Riding the green wave
Biking 2,000 kilometres would be difficult for anyone, but for Mount Royal student Eily Sweeney, cycling from Calgary to Victoria this summer was more than just a physical challenge.
To draw attention to the ever-growing environmental issues facing the world, 22-year-old Sweeney decided to cycle to the west coast in a tour she named Ride the Wave.
“Basically it’s a bike tour to inspire young people through first-hand experience of Canadian environmental initiatives to get involved in the critical sustainable action of their own local communities,” she explained.
The now second-year university transfer student began planning for the excursion in May, shortly after exams, but said her passion for the environment began long ago.
“I have a deep value for nature and when I see what’s happening in the world, when I see a development across the road from my house . . . I really am uplifted to do something about it,” said Sweeney.
Shortly after coming to college, Sweeney joined Sustainable MRC and her passion continued to grow as she saw “the potential of youth involvement.”
“That was sort of the point when I felt that I finally could make a difference and it was that sense of fulfillment that I’m doing the most work that I can through my own campus,” she said.
The concept of Ride the Wave came to Sweeney while she was training for a triathlon. She approached her friend and fellow MRC student Alex Meyer, 23, and he gladly agreed to make the journey with her.
After over a month of planning, Sweeney was able to find sponsorship and raise $5,000 to fund the trip and create a website.

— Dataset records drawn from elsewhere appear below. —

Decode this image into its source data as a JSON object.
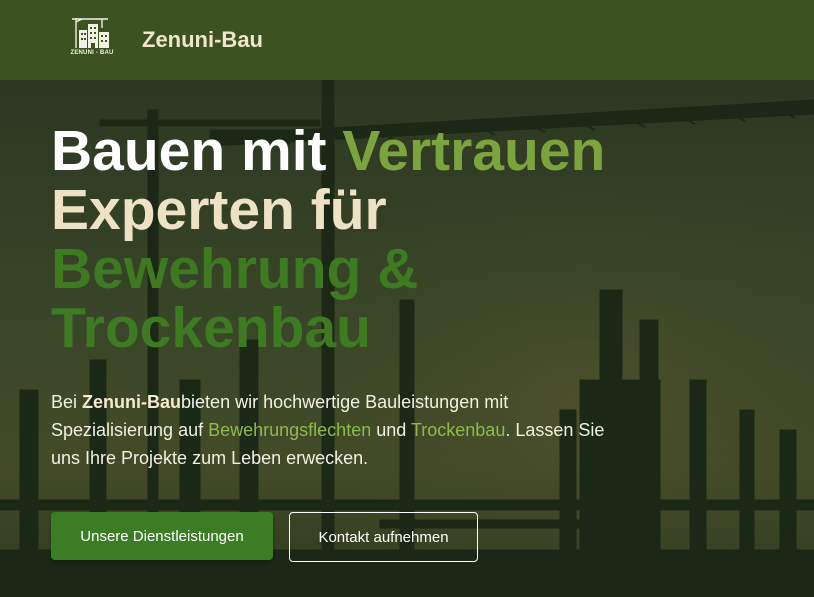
{
  "header": {
    "logo_text": "ZENUNI - BAU",
    "brand": "Zenuni-Bau"
  },
  "hero": {
    "line1_a": "Bauen mit ",
    "line1_b": "Vertrauen",
    "line2": "Experten für",
    "line3": "Bewehrung &",
    "line4": "Trockenbau",
    "lead_prefix": "Bei ",
    "lead_brand": "Zenuni-Bau",
    "lead_part1": "bieten wir hochwertige Bauleistungen mit Spezialisierung auf ",
    "lead_hl1": "Bewehrungsflechten",
    "lead_and": " und ",
    "lead_hl2": "Trockenbau",
    "lead_part2": ". Lassen Sie uns Ihre Projekte zum Leben erwecken.",
    "btn_services": "Unsere Dienstleistungen",
    "btn_contact": "Kontakt aufnehmen"
  },
  "colors": {
    "header_bg": "#3c5220",
    "brand_text": "#efe6cc",
    "accent_light_green": "#7ba33e",
    "accent_dark_green": "#3d7a22",
    "cream": "#eee2c6",
    "primary_button": "#3b7d25"
  }
}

The Ride the Wave duo put foot to bike pedal on June 21 and after 54 demanding days ended up in Victoria on Aug. 18.
“We were cycling the whole time and we were boycotting any use of cars,” Sweeney said.

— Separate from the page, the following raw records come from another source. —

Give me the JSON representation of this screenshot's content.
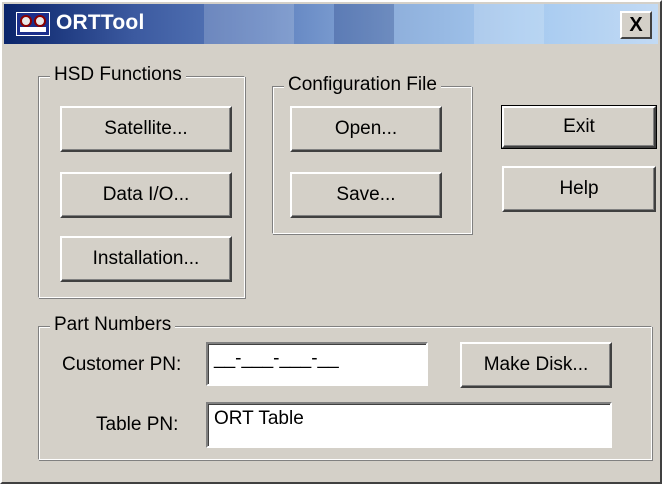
{
  "window": {
    "title": "ORTTool",
    "close_glyph": "X",
    "title_gradient_colors": [
      "#0a246a",
      "#a6caf0"
    ]
  },
  "hsd": {
    "legend": "HSD Functions",
    "satellite_label": "Satellite...",
    "data_io_label": "Data I/O...",
    "installation_label": "Installation..."
  },
  "config": {
    "legend": "Configuration File",
    "open_label": "Open...",
    "save_label": "Save..."
  },
  "actions": {
    "exit_label": "Exit",
    "help_label": "Help"
  },
  "part_numbers": {
    "legend": "Part Numbers",
    "customer_pn_label": "Customer PN:",
    "customer_pn_value": "__-___-___-__",
    "make_disk_label": "Make Disk...",
    "table_pn_label": "Table PN:",
    "table_pn_value": "ORT Table"
  }
}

Along the way the two stopped at 23 sustainable initiatives focused on intentional communities and green building.
In addition to the environmental pit stops, Sweeney and Meyer spent three days at the Yasodhara Ashram, along Kootenay Lake, doing karma yoga, explained Sweeney.
At the Ashram, they met 26-year-old Mandi Walters, on her own personal bike tour from Spokane, Wash., who decided to join the Ride the Wave team for the remaining half of the trip.

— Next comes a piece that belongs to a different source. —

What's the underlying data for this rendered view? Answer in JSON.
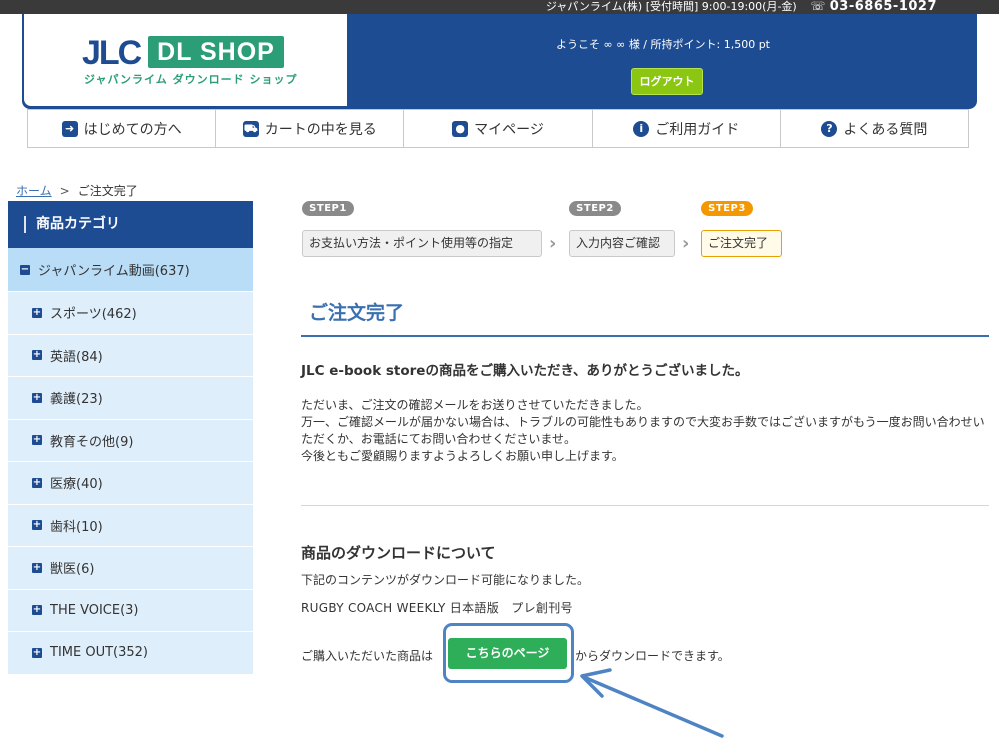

“Having Alex with me and having three people, it was fabulous … cycling 2,000 kilometres by myself would not have been fun,” she said.
After the three finally made it to Victoria, Sweeney said they all realized how much they had learned along the way.
“It’s not just a bike ride, it’s not just physically demanding … I grew spiritually, physically, emotionally, in every way,” she said.
Seeing the numerous sustainable communities was a complete contrast from the hectic lifestyle of Calgarians, added Meyer.
“It really gave me a wonderful perspective on other ways of life,” he said. “It changed me.”
While summer is still months away, plans for Ride the Wave 2009 are already in the works, said Sweeney.
“Why I know this works is I see Alex and I see Mandi and I see how they’ve changed over this trip and how they’ve changed through connecting with people along the way,” said Sweeney.
Anyone interested in contributing to environmental awareness, Sweeney encourages to check out Sustainable MRC to make a change at the community level.
“It is the youth that’s going to push things through … we have the power to do something.”